12. What recent estimate he has made of the number of people whose housing benefit has been reduced as a result of the social sector size criteria. (907184)
17. What recent estimate he has made of the number of people whose housing benefit has been reduced as a result of the social sector size criteria. (907189)
The latest published figures for August 2014 showed that the number of people affected by the removal of the spare room subsidy has fallen by 75,000. This follows a general downward trend, bringing the number of those affected down from 547,000 in May 2013 to 472,000.
In the Wigan borough, 3,386 people have had their housing benefit reduced due to the bedroom tax. Wigan & Leigh Housing estimates that it will take over seven years to re-house those who wish to downsize. Many of those affected have contacted me because, despite working, they are struggling to pay bills and feed their family. What is the Secretary of State’s estimate of the average income of those subject to the bedroom tax?
In previous speeches and today, the hon. Lady has talked about the fact that there are just not enough properties in her constituency to enable people to downsize. In fact, I understand that there are 2,700 people subject to the under-occupancy spare room subsidy, but something like 15,000 one and two-bedroom houses in the social sector properties in Wigan. There are many houses—many more than she might have laid out.
My point to the hon. Lady and the Opposition is that, in their opposition, they need to explain how they will afford it. The policy is saving some £500 million a year. It has already saved £830 million to date. They have no plans for substituting that, which means that their economic record is in tatters. After all, Labour, when in power, was the party that introduced that very policy for those in social sector private rented tenancies.
Once in every generation, there is a tax so bad that the next generation looks back and asks, “Why did they do it?” Such was the poll tax, now the bedroom tax. Will the Secretary of State tell us how many victims of domestic violence liable to the bedroom tax have had their sanctuary rooms deemed as spare rooms?
The hon. Gentleman knows that that is just another attempt to start scaremongering about the whole idea—[Interruption.] Yes, it is. What has been disgraceful about the Opposition is that they have spent their time scaremongering up and down the country about this issue. He knows very well that local authorities and the police work together, they have discretionary housing payments to deal with that matter at a local level and they can resolve it. More than £380 million has been granted to local authorities for discretionary payments.

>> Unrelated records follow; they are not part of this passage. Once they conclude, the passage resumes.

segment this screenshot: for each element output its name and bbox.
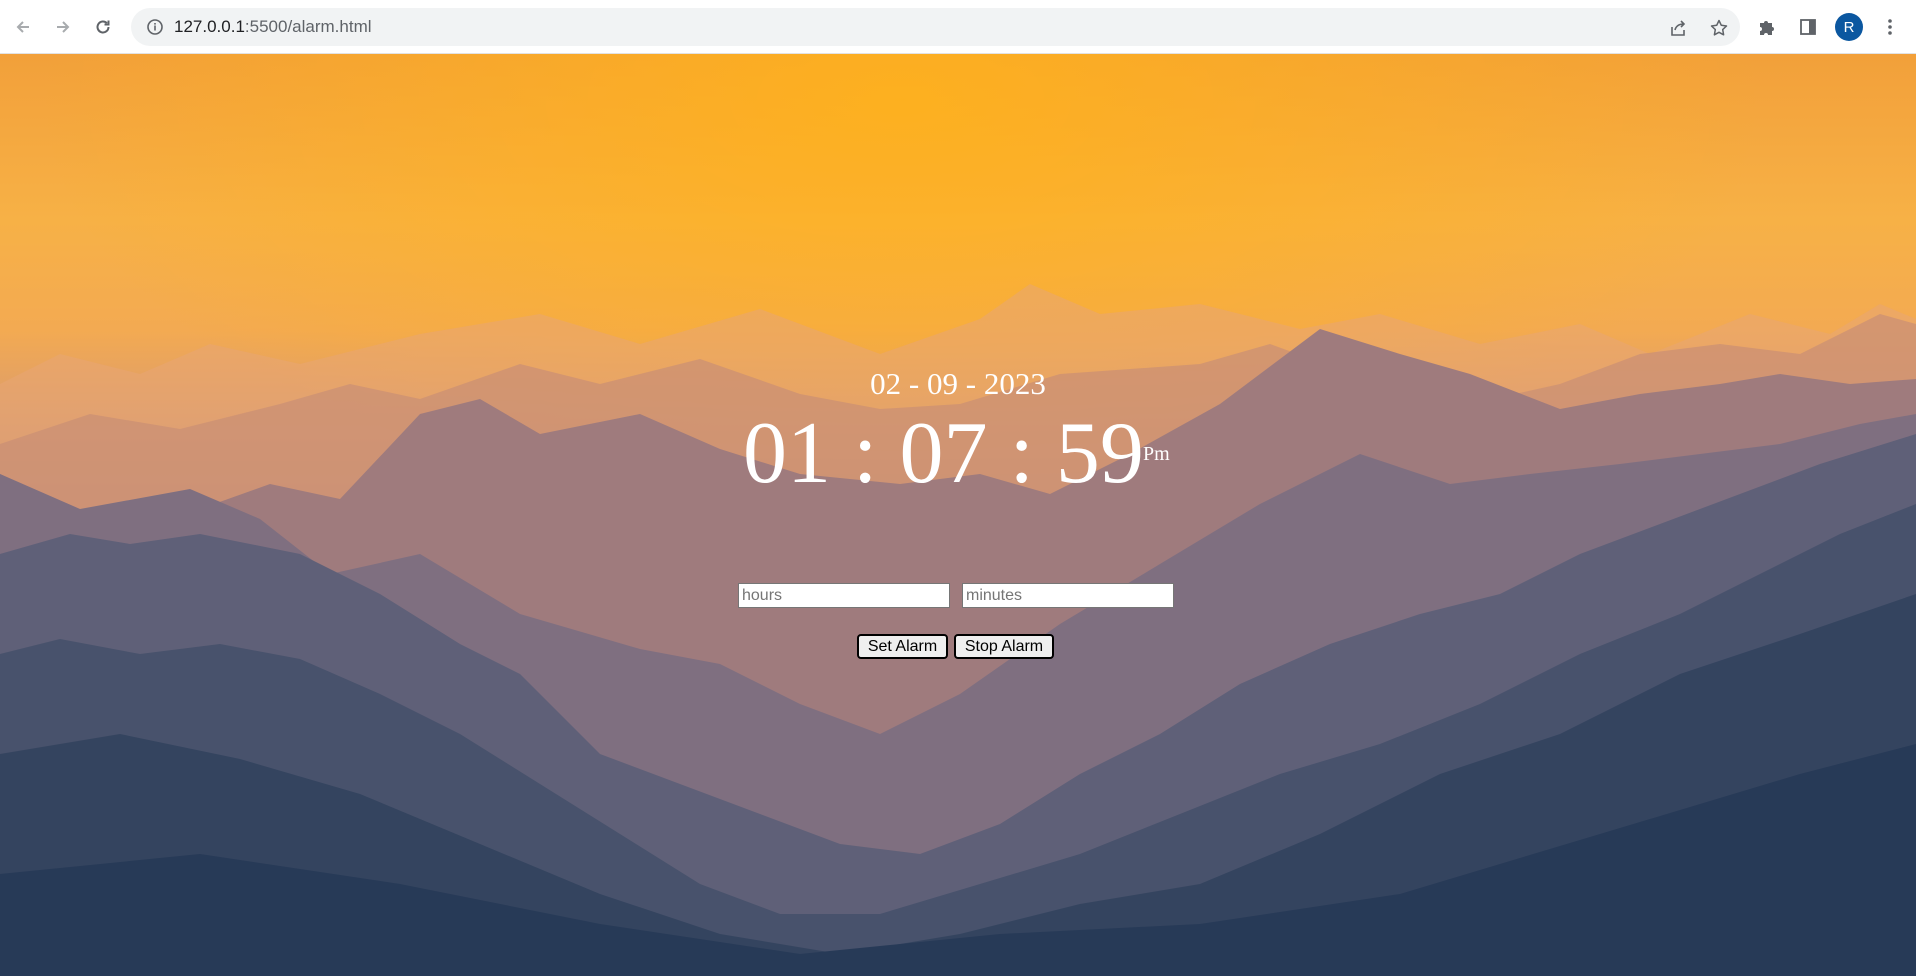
hours-input[interactable] [738, 583, 950, 608]
profile-avatar[interactable]: R [1835, 13, 1863, 41]
date-display: 02 - 09 - 2023 [870, 366, 1046, 401]
reload-button[interactable] [89, 13, 117, 41]
am-pm-indicator: Pm [1143, 443, 1170, 465]
star-icon [1710, 19, 1728, 36]
bookmark-button[interactable] [1708, 17, 1730, 39]
avatar-letter: R [1843, 18, 1855, 36]
share-button[interactable] [1667, 17, 1689, 39]
forward-button[interactable] [49, 13, 77, 41]
menu-button[interactable] [1877, 14, 1903, 40]
puzzle-icon [1760, 21, 1774, 35]
url-path: :5500/alarm.html [244, 17, 372, 36]
set-alarm-button[interactable]: Set Alarm [857, 634, 948, 659]
arrow-left-icon [16, 21, 29, 33]
back-button[interactable] [9, 13, 37, 41]
side-panel-icon [1800, 19, 1816, 35]
info-icon[interactable] [145, 17, 165, 37]
page-viewport: 02 - 09 - 2023 01 : 07 : 59 Pm Set Alarm… [0, 54, 1916, 976]
arrow-right-icon [57, 21, 70, 33]
extensions-button[interactable] [1754, 14, 1780, 40]
time-display: 01 : 07 : 59 [743, 405, 1144, 502]
browser-toolbar: 127.0.0.1:5500/alarm.html R [0, 0, 1916, 54]
stop-alarm-button[interactable]: Stop Alarm [954, 634, 1054, 659]
side-panel-button[interactable] [1795, 14, 1821, 40]
minutes-input[interactable] [962, 583, 1174, 608]
url-host: 127.0.0.1 [174, 17, 245, 36]
clock-container: 02 - 09 - 2023 01 : 07 : 59 Pm Set Alarm… [0, 54, 1916, 976]
reload-icon [96, 20, 110, 34]
share-icon [1671, 20, 1686, 36]
kebab-menu-icon [1888, 19, 1892, 35]
url-text[interactable]: 127.0.0.1:5500/alarm.html [174, 17, 372, 37]
address-bar[interactable]: 127.0.0.1:5500/alarm.html [131, 8, 1740, 46]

I have looked at what the hon. Gentleman said previously about the number of houses available. He said that some 5,000 people are suffering due to the under-occupancy rules because they had nowhere to move, but I remind him that there are 63,500 one and two-bedroom properties in Birmingham. He yet again mis-states the reality, which is that this has to work. I remind him again that it was his Government who introduced this for the private-rented social sector.
The Secretary of State is too complacent. The fact is that when a family pays the bedroom tax, the whole family suffers. The actual number of people affected is much higher than the numbers he quoted, at 750,000. Making families move is unkind, especially when it disrupts children’s education. There are not enough smaller properties, as colleagues have said, and people cannot move. So why did not the Government vote with Labour before Christmas to abolish the bedroom tax?
The hon. Lady, like many on the Opposition Benches, is living in cloud cuckoo land. They invent a whole series of issues about this. First, we get these lines about the fact that evictions are up. In fact, evictions are a very small proportion and are down. They say that rent arrears are up, but they are stable and have not risen. They say that homelessness is up, but it is actually down. The reality is that every time the Opposition talk about this subject, they invent these issues. But never once in the whole of the time they were in government—or even now—did they bother to talk about the fact that their policies meant that house building fell to the lowest level since the 1920s and that many people live in overcrowded accommodation, thanks to Labour’s failure, its crashing of the economy and its shocking mismanagement of housing.